Se détacher des réseaux sociaux américains ne sera pas facile -même pour ceux qui critiquent X, dont nombre de personnalités publiques !

Avant X, il y a… W. Cette lettre unique est le nom du nouveau réseau social européen annoncé par Anna Zeiter, ex-eBay, en marge du forum économique de Davos en janvier dernier. Aujourdhui, W est en version publique.

W a reçu le soutien de plusieurs personnalités européennes, dont le président du Conseil européen Antonio Costa. Le dirigeant portugais a publié son premier message sur W en célébrant « une plateforme sur laquelle les données sont entièrement hébergées en Europe, la lutte contre la désinformation est une priorité, et les utilisateurs sont tous des humains vérifiés ».

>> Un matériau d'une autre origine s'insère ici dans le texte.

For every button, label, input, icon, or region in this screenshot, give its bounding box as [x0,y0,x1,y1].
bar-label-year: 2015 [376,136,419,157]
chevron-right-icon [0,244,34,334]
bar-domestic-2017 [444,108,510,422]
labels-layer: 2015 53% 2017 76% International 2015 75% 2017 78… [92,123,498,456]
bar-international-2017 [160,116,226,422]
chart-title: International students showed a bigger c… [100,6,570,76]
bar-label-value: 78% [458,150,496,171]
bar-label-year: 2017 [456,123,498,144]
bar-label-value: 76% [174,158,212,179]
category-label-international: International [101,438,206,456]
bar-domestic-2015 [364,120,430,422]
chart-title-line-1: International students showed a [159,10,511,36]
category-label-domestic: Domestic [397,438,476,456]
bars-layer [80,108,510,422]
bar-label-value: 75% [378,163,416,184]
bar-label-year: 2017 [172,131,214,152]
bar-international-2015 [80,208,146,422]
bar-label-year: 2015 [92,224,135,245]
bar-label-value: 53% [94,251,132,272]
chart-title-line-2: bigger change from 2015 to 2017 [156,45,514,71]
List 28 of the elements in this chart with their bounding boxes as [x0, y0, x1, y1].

En effet, le nouveau réseau, basé en Suède, impose à ses membres de prouver leur identité lors de leur inscription. Ceci en scannant passeport ou carte d’identité via une application distincte. Objectnif : s’assurer qu’ils sont bien humains, même s’ils peuvent ensuite utiliser un pseudonyme pour communiquer. Une grande différence, soutient W, avec d’autres plateformes où les faux comptes et autres « bots » pullulent !

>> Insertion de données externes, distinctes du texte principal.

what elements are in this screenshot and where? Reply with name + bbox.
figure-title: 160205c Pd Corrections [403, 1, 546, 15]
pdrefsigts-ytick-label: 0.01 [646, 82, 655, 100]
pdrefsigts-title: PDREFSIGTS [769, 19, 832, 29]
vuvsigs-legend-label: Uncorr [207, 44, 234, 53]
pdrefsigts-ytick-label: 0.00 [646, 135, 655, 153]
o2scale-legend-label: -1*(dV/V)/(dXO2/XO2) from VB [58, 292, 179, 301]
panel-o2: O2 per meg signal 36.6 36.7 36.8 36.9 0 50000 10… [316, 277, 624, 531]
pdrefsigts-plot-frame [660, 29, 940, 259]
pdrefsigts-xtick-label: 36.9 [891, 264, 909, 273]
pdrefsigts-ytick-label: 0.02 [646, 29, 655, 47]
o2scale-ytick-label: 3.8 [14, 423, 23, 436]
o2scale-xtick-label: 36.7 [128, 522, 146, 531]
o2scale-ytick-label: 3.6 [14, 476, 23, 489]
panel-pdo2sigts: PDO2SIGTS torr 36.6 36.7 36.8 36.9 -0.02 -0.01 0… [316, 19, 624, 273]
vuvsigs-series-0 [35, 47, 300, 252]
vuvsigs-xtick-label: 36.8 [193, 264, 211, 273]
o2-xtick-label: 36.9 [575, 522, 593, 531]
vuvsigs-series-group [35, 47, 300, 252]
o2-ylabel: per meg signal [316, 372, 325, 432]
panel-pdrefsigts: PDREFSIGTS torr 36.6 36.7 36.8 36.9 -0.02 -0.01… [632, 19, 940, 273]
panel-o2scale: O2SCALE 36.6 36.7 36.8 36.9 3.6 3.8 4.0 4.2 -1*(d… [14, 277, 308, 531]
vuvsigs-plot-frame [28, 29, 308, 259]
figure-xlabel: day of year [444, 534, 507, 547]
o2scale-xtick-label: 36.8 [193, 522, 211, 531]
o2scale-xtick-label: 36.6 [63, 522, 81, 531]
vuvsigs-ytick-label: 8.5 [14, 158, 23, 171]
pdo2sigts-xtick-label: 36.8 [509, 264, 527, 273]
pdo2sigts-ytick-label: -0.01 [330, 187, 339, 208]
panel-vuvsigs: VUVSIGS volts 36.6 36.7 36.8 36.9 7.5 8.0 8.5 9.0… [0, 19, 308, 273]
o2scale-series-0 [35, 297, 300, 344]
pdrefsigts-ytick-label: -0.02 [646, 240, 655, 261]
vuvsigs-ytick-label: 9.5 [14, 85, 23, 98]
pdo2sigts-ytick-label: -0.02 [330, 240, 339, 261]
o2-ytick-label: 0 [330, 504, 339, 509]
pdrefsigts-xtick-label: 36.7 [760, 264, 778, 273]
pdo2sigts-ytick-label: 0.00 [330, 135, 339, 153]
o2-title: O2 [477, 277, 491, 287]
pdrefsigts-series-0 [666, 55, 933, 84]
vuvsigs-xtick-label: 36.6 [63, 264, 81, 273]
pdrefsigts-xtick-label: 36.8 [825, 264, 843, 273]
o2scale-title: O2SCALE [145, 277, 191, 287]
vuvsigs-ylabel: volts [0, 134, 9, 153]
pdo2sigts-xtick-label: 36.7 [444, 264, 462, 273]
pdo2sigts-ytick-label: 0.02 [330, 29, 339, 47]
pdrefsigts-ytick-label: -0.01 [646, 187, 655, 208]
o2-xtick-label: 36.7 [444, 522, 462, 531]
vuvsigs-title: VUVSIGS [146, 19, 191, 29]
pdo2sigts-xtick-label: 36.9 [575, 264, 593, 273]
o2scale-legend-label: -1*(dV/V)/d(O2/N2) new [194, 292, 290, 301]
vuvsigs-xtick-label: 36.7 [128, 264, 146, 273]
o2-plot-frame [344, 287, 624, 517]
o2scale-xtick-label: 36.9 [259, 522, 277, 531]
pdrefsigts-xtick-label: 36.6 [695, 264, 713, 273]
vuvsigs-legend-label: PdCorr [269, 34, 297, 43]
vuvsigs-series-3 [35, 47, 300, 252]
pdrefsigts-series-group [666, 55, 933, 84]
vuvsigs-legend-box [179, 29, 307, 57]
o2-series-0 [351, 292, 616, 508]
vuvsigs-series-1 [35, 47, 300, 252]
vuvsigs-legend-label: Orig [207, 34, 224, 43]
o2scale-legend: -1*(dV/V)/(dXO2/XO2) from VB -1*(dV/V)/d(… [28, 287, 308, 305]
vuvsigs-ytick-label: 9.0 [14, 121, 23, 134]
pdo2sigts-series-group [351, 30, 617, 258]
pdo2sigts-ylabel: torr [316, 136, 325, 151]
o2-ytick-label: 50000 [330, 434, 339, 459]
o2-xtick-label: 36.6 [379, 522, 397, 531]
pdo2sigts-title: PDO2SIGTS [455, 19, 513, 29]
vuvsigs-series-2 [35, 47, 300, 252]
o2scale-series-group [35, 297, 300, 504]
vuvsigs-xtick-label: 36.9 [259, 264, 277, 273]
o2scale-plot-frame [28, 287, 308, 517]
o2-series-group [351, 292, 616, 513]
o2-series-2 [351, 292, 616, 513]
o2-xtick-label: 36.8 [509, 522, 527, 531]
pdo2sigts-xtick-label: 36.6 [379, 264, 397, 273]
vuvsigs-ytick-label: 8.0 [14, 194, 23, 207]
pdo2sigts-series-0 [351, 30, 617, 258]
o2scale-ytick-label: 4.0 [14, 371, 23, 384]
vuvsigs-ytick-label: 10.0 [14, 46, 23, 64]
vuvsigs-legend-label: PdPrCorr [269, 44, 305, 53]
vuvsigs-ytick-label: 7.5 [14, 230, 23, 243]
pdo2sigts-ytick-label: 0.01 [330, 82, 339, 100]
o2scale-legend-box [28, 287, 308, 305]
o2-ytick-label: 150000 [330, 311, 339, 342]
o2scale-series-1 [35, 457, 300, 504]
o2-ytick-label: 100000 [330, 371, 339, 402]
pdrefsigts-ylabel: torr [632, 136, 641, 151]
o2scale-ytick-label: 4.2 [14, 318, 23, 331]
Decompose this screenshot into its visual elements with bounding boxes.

Trop de réseaux, en particulier en Europe ?

W, le dernier réseau social arrivé, trouvera-t-il sa voie ? Qu’il s’agisse de W, eYou ou d’Eurosky, les initiatives européennes fleurissent. Bulle, qui se qualifie de « réseau social sain », a vu le jour en janvier. Tandis que Monnett, à mi-chemin entre TikTok et Instagram, doit mettre en ligne sa version aboutie début juillet…

Se détacher des réseaux sociaux américains ne sera pas facile -même pour ceux qui critiquent X, dont nombre de personnalités publiques ! Qui plus est, la vérification de l’identité obligatoire va rendre le service inenvisageable pour les profils « sensibles » à la protection de leur identité comme les lanceurs d’alerte.

Et si la rumeur a circulé quant à un possible investissement d’argent public, la Commission européenne s’en défend. W est bel et bien une initiative privée, financée par des capitaux privés. Le principal actionnaire de référence (25% des parts) est We Don’t Have Time AB, la plateforme média et réseau social dédié à l’action climatique fondée en 2018 par l’entrepreneur suédois Ingmar Rentzhog.

W est dirigé par Anna Zeiter, ex-VP &Chief Privacy Officer (responsable de la conformité IA et des données), eBay. Basée en Suisse, cette juriste allemande est une pointure mondiale de la protection des données.

Nos données, notre argent

Le défi n’est pas moins grand. En Europe, le secteur est largement dominé par les Facebook et Instagram, filiales du groupe Meta. Ensemble, ces deux plates-formes comptent 259 millions d’utilisateurs dans l’UE, devant TikTok (136 millions) et X (115 millions).

« Les réseaux sociaux proviennent de pays situés hors d’Europe. Nous leur donnons notre argent, nos données et notre attention », rappelle fort justement Anna Zeiter.